Don't assume that what is legal in your home country is also legal in other countries. Adhere to local laws strictly. The penalties you risk are severe.
Drug laws vary by country. Remember that they may be much more severe in countries you visit than in your home country. If you are caught with illicit soft or hard drugs abroad, you are subject to local not home country laws.
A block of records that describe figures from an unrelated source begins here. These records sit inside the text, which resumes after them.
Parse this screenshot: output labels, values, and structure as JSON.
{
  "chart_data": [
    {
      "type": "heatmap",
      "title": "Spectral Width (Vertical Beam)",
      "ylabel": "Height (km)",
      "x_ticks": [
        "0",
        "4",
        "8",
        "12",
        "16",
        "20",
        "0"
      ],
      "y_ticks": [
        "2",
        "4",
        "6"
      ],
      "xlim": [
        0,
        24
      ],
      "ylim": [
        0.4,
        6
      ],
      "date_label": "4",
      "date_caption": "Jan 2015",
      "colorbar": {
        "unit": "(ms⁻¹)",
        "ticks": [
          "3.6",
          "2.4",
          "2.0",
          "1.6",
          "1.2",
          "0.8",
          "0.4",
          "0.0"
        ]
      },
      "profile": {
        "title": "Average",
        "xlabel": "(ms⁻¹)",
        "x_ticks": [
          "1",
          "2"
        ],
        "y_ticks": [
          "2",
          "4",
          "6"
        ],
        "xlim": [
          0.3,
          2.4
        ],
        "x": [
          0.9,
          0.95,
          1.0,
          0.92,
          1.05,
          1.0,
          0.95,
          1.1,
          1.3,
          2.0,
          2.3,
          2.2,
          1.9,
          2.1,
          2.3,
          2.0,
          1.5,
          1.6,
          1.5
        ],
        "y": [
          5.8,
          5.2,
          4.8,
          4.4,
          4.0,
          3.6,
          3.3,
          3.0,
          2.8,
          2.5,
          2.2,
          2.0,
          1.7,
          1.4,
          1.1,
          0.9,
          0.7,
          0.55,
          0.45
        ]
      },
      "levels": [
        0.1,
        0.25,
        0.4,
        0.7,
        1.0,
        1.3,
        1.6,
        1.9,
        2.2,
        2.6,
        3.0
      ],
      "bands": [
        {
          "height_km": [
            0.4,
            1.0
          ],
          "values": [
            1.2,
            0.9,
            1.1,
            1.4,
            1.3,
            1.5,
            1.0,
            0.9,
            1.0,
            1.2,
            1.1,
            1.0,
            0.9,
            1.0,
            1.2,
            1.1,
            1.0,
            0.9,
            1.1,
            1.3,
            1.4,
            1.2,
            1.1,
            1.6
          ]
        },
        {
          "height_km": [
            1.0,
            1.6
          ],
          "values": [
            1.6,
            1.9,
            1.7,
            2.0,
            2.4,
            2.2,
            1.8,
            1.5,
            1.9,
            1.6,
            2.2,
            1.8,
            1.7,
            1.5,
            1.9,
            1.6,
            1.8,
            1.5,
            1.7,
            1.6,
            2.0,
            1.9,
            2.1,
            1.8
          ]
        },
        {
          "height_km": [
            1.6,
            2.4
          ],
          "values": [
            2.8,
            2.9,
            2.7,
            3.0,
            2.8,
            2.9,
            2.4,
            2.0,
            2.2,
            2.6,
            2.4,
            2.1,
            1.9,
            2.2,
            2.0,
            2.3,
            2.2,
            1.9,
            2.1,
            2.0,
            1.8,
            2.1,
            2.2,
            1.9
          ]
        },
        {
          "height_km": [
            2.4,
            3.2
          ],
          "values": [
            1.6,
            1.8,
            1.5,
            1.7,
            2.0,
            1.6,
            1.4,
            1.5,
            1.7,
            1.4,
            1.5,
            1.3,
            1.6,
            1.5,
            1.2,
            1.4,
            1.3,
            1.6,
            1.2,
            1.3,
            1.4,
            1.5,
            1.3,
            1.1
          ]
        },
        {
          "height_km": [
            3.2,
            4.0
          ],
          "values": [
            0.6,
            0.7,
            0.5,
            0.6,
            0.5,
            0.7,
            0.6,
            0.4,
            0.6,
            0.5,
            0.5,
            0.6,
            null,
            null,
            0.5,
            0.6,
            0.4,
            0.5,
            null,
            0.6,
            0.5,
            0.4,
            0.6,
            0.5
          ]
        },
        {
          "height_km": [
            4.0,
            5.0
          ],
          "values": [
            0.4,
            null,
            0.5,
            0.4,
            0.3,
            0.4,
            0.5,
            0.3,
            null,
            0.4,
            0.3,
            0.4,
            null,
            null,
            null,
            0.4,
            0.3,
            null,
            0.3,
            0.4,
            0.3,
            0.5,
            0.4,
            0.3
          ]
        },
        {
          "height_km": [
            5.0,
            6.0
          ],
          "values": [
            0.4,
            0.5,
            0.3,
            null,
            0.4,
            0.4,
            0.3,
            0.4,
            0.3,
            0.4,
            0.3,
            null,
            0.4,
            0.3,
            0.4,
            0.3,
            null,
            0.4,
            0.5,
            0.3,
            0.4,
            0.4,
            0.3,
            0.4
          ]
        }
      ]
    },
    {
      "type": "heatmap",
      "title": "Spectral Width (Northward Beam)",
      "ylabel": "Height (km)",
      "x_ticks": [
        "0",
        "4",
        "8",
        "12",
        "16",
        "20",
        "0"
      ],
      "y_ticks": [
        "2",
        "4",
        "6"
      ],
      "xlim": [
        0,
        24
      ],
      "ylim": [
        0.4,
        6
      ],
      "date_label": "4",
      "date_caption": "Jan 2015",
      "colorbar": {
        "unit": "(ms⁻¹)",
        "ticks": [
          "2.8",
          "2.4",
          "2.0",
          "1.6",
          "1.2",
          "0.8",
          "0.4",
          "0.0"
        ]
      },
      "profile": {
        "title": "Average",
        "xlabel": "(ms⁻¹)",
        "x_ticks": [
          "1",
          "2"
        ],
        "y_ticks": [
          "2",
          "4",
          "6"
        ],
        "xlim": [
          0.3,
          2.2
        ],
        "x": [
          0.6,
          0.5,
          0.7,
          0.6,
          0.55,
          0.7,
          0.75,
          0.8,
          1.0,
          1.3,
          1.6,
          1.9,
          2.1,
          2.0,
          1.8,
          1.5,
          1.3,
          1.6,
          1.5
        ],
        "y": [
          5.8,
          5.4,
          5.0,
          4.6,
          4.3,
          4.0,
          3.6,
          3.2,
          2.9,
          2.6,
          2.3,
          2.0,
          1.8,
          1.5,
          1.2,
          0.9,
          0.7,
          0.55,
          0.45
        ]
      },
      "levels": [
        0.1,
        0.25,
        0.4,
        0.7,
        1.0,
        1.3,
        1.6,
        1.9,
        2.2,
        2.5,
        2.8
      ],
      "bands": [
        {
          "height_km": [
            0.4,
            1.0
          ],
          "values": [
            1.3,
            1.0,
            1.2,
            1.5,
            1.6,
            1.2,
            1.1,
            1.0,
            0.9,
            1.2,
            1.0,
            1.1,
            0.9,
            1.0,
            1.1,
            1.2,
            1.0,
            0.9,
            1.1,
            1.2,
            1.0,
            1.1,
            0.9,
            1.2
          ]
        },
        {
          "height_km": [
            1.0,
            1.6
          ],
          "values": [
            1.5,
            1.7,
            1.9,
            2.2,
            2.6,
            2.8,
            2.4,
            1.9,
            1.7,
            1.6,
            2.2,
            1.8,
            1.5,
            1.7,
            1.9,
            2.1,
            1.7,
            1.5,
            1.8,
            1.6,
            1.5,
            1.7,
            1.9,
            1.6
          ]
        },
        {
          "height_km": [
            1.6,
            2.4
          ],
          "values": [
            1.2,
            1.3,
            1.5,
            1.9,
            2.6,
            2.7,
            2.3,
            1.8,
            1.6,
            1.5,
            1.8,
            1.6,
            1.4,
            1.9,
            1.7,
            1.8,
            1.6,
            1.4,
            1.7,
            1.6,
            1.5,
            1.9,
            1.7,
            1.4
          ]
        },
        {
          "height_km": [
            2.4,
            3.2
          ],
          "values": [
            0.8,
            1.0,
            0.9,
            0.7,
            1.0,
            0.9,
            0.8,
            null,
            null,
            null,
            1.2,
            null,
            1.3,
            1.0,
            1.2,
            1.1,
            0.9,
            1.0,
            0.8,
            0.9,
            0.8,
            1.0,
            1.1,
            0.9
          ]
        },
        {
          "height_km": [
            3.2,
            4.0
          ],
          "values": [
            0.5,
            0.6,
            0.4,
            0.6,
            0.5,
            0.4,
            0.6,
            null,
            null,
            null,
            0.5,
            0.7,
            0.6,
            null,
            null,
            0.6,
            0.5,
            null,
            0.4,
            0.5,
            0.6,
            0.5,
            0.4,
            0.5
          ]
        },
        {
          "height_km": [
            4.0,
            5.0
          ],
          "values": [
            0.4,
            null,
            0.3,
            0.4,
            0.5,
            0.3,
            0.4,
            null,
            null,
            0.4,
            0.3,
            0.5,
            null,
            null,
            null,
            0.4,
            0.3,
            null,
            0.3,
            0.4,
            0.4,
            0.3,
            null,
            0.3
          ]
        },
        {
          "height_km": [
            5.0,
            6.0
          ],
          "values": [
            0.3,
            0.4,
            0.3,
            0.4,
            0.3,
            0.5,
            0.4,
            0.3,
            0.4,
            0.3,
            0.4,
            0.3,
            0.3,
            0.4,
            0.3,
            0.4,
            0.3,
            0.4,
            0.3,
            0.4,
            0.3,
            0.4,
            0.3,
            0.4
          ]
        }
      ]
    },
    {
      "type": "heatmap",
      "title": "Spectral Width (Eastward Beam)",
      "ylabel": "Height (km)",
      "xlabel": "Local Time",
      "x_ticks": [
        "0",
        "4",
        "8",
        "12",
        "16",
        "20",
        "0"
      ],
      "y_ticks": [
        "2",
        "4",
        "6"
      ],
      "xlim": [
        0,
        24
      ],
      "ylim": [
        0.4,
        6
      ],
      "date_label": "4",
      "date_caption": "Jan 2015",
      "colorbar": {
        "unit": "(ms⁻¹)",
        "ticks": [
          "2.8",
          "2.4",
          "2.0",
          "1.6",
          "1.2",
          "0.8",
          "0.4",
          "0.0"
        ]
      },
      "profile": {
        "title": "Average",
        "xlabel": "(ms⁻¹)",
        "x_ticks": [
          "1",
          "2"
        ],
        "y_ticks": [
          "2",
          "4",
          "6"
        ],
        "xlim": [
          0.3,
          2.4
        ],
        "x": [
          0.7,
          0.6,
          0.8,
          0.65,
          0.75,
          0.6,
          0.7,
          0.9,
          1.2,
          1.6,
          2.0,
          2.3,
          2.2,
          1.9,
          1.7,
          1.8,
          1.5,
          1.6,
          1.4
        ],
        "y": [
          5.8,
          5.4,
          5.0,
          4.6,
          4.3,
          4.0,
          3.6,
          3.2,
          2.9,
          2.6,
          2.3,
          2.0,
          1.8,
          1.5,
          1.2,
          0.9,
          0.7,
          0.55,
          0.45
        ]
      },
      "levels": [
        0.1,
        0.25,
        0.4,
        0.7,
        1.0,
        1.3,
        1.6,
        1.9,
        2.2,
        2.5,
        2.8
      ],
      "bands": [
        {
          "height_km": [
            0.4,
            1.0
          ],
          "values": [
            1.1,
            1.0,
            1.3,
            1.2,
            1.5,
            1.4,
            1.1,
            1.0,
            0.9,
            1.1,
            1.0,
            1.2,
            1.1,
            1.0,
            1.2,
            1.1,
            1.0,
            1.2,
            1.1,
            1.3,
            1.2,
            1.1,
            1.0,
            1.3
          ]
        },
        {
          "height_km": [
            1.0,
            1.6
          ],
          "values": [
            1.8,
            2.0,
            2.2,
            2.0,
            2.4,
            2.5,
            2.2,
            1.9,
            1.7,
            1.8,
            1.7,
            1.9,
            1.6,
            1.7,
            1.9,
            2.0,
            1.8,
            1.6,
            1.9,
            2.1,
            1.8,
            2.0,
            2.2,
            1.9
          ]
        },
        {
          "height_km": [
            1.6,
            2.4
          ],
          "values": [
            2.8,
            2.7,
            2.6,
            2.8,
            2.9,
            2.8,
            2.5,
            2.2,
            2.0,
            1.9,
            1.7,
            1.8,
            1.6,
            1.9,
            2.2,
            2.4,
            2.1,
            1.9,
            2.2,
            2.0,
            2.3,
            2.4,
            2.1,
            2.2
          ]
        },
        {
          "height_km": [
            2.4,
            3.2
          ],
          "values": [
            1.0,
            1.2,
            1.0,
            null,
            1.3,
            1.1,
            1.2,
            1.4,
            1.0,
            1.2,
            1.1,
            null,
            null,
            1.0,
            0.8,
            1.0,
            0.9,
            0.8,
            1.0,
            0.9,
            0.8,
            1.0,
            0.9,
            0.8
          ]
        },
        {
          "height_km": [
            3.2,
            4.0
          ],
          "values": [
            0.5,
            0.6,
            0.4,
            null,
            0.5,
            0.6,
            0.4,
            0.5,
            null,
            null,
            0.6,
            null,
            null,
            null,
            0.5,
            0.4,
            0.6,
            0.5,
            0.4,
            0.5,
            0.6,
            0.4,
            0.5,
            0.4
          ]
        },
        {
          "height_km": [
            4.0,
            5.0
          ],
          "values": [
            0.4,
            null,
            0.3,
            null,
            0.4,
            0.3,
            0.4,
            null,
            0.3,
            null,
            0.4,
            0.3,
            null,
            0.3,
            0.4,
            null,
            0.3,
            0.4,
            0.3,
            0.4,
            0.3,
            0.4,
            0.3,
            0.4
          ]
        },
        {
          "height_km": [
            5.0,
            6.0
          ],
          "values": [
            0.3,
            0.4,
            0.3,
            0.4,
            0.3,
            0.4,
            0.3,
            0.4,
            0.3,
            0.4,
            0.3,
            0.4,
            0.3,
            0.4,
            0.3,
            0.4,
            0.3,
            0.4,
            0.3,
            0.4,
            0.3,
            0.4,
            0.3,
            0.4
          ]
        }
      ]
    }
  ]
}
The penalties for possession are often the same as for trafficking.
If you are arrested, you will find that:
- Many countries do not provide a jury trial.
- Most countries do not accept bail, and pretrial detention, often in solitary confinement, may last for months.
- Prisons may lack even minimal comforts--bed, toilet, washbasin--diets are often inadequate.
If you are convicted:
You may face a sentence of two to ten years in most countries, or death in some countries, such as Algeria, Iran, Malaysia, Singapore and Turkey.
Very simply, it is a wise choice not to get involved with drugs while you are abroad. The apparent availability of drugs in some countries is illusory; often the dealer from whom you buy will turn you in and be paid by the police for their services.
Some countries are very sensitive and impose strict requirements about what may not be photographed, such as police stations, military posts, etc. Taking a picture of a harbor may seem harmless to you, but it might be construed as a threat to the country's national security. Before you take out your camera, check for any signs posting restrictions or ask an official if it is okay.